Specialty gas equipment supplier SGD, Inc. has created a two-disc training video to help ensure that you and your employees fully understand the basic principles of handling and controlling compressed gases and cryogenic liquids.
Before we are allowed to drive a car, we are required to prove our ability to drive. To become a proficient and safe driver, one must have skill, judgment, and driver education. We do not always consider that we are performing a hazardous operation by driving a car; yet every day many people are killed or hurt as a result of careless driving.

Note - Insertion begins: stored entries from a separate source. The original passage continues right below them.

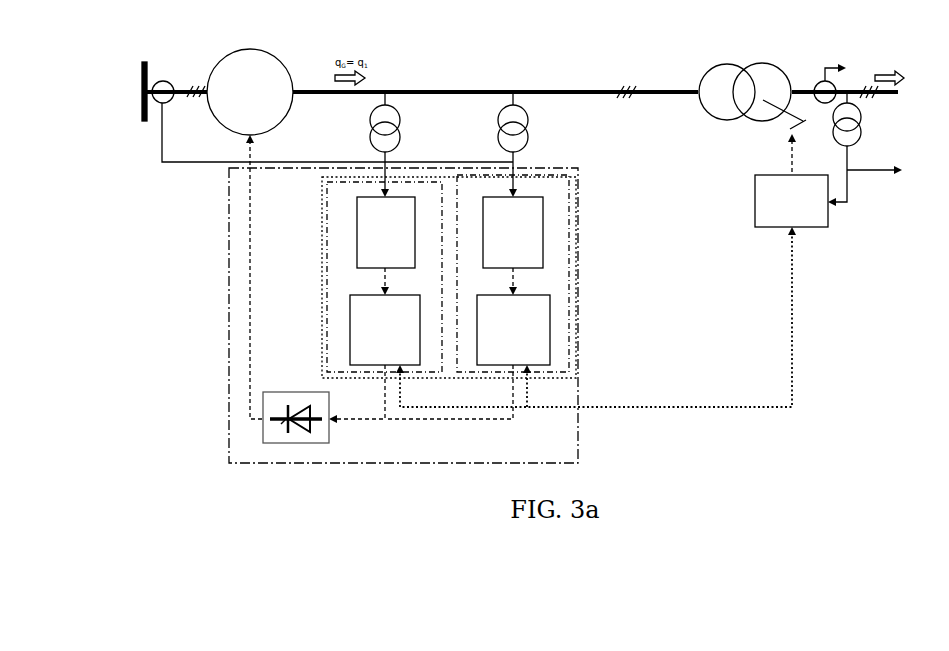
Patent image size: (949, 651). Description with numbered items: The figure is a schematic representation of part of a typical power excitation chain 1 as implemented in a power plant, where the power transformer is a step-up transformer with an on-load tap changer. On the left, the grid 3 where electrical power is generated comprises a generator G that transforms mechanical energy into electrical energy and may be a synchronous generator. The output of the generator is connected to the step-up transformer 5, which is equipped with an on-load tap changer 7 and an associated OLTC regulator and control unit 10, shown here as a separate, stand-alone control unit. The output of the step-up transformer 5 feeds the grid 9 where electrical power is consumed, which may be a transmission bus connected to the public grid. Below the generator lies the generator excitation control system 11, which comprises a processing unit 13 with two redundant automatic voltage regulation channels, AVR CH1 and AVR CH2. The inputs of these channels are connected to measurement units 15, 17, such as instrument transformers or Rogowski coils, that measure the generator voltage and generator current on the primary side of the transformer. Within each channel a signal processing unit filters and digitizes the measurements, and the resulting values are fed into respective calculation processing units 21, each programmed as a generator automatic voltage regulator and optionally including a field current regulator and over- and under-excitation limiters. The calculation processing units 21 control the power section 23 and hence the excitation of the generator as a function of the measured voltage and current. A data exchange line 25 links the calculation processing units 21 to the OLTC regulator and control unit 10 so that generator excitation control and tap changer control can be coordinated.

The power excitation chain 1 is at (552, 58).
The grid 3 is at (268, 46).
The step-up transformer 5 is at (737, 63).
The on-load tap changer 7 is at (788, 102).
The grid 9 is at (893, 98).
The OLTC regulator and control unit 10 is at (767, 202).
The generator excitation control system 11 is at (578, 438).
The processing unit 13 is at (568, 373).
The measurement unit 15 is at (498, 121).
The measurement unit 17 is at (158, 112).
The calculation processing unit 21 is at (353, 320).
The power section 23 is at (292, 442).
The data exchange line 25 is at (790, 307).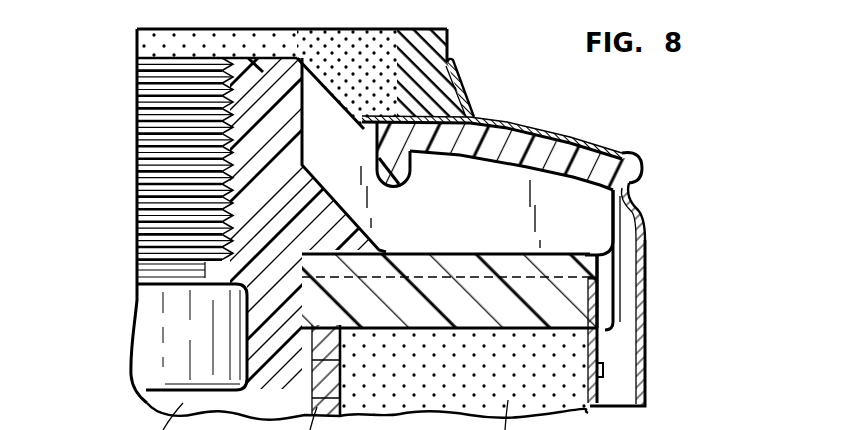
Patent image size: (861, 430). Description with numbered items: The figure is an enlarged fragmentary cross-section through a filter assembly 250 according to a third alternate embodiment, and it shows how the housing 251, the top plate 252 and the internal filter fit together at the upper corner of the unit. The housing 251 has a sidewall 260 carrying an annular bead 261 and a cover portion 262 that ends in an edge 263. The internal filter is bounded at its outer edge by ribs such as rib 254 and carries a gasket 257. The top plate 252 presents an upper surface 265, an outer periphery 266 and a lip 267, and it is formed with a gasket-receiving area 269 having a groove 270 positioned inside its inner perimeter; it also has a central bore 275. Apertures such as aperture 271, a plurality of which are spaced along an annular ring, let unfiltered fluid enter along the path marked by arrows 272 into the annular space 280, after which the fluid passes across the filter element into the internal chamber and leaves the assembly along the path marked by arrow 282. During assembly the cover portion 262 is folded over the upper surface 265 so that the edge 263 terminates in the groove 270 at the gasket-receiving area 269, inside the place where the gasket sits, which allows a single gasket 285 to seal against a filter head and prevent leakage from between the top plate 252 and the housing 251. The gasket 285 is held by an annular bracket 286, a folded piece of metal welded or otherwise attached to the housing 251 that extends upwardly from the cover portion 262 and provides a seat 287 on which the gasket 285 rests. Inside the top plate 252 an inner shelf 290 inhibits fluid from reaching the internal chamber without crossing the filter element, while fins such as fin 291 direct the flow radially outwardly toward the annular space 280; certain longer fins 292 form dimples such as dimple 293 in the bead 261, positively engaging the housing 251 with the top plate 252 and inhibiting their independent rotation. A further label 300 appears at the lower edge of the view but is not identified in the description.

The assembly 250 is at (650, 133).
The housing 251 is at (646, 299).
The top plate 252 is at (248, 58).
The rib 254 is at (604, 370).
The gasket 257 is at (485, 328).
The sidewall 260 is at (646, 348).
The annular bead 261 is at (636, 214).
The cover portion 262 is at (577, 126).
The edge 263 is at (348, 185).
The upper surface 265 is at (272, 57).
The outer periphery 266 is at (596, 162).
The lip 267 is at (642, 181).
The gasket-receiving area 269 is at (398, 82).
The groove 270 is at (362, 124).
The aperture 271 is at (320, 112).
The arrows 272 is at (353, 188).
The central bore 275 is at (185, 318).
The annular space 280 is at (614, 358).
The arrow 282 is at (230, 403).
The gasket 285 is at (450, 42).
The annular bracket 286 is at (460, 80).
The seat 287 is at (444, 95).
The inner shelf 290 is at (355, 238).
The fin 291 is at (527, 234).
The fins 292 is at (613, 220).
The dimple 293 is at (634, 195).
The base 300 is at (612, 408).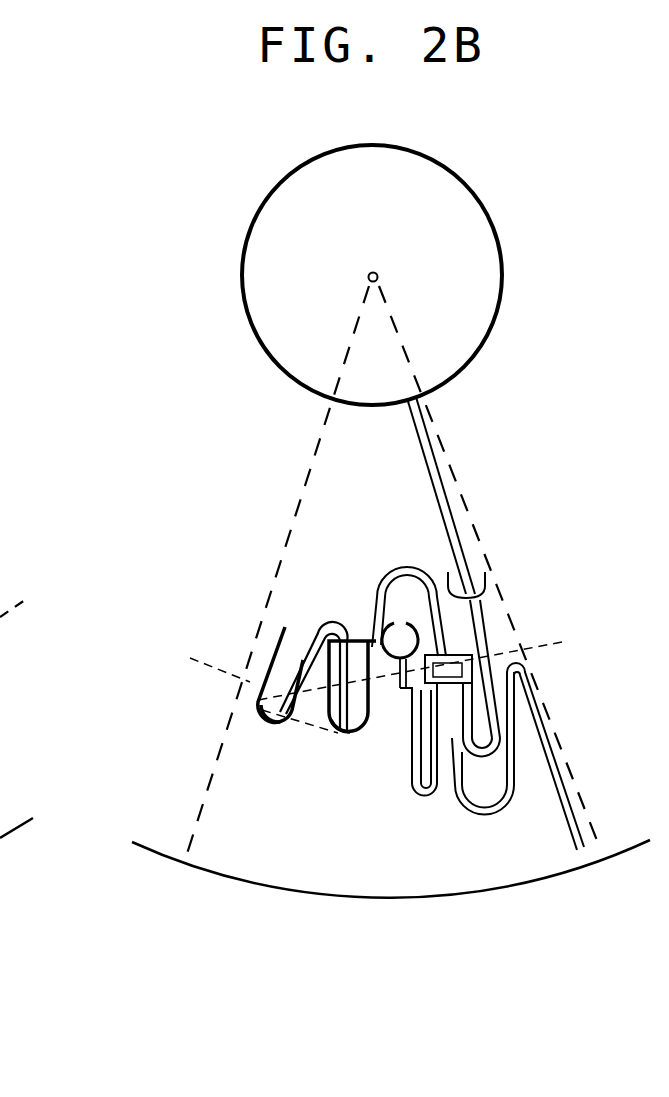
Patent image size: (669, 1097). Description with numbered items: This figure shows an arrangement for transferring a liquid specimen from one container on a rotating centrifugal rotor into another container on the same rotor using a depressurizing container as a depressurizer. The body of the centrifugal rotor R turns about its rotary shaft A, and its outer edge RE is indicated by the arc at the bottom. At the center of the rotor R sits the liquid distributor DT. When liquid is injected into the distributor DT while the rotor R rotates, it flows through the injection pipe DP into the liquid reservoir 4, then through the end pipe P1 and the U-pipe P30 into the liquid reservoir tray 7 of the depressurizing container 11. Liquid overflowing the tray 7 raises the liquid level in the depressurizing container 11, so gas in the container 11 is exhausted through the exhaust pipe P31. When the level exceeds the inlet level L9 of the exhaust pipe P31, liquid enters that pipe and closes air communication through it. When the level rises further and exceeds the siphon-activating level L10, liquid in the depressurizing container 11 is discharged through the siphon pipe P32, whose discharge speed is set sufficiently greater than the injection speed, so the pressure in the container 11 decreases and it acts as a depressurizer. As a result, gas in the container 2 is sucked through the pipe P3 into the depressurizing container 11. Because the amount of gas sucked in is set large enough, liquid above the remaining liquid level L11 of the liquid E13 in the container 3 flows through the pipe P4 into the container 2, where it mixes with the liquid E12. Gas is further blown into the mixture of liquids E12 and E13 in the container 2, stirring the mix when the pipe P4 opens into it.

The liquid distributor DT is at (258, 361).
The rotary shaft A is at (393, 286).
The centrifugal rotor R is at (393, 481).
The injection pipe DP is at (446, 446).
The liquid reservoir 4 is at (496, 566).
The end pipe P1 is at (491, 607).
The U-pipe P30 is at (514, 737).
The depressurizing container 11 is at (479, 812).
The siphon pipe P32 is at (575, 770).
The siphon-activating level L10 is at (572, 638).
The pipe P3 is at (400, 556).
The pipe P4 is at (330, 613).
The container 3 is at (264, 735).
The liquid E13 is at (253, 708).
The container 2 is at (347, 748).
The liquid E12 is at (338, 735).
The remaining liquid level L11 is at (303, 738).
The inlet level L9 is at (389, 709).
The exhaust pipe P31 is at (414, 811).
The liquid reservoir tray 7 is at (448, 694).
The outer edge RE is at (131, 861).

“Although the safety record of the compressed gas industry is excellent, the questions asked by gas users, our customers, and the accidents involving these users of gas products make it clear that many of them have neither learned nor applied the safety measures that would earn them their ‘license’ for handling compressed gases,” says Frank Scornavacca, president of specialty gas equipment supplier SGD, Inc. “When handled by personnel who are properly trained and aware of the potential hazards, compressed gases are as safe to work with as most ordinary chemical liquids and solids used daily in any laboratory,” he adds. “It is our responsibility to train our customers to handle our products safely.”
Hazards
Scornavacca points out that compressed gas handling must be considered more hazardous than handling liquid and solid materials because of gases’ unique properties: pressure, diffusivity, low flash points for flammable gases, low boiling points, and no visual and/or odor detections for many hazardous gases. Hazards may arise from equipment failure and leakage from systems that are not pressure-tight. Improper pressure control may cause unsafe reaction rates due to poor flow control. Diffusion of leaking gases may cause rapid contamination of the atmosphere, giving rise to toxicity, anesthetic effects, asphyxiation, and explosive concentrations of flammable gases forming rapidly. The flash point of a flammable gas under pressure is always lower than ambient or room temperature. Leaking gas can quickly form an explosive mixture with air.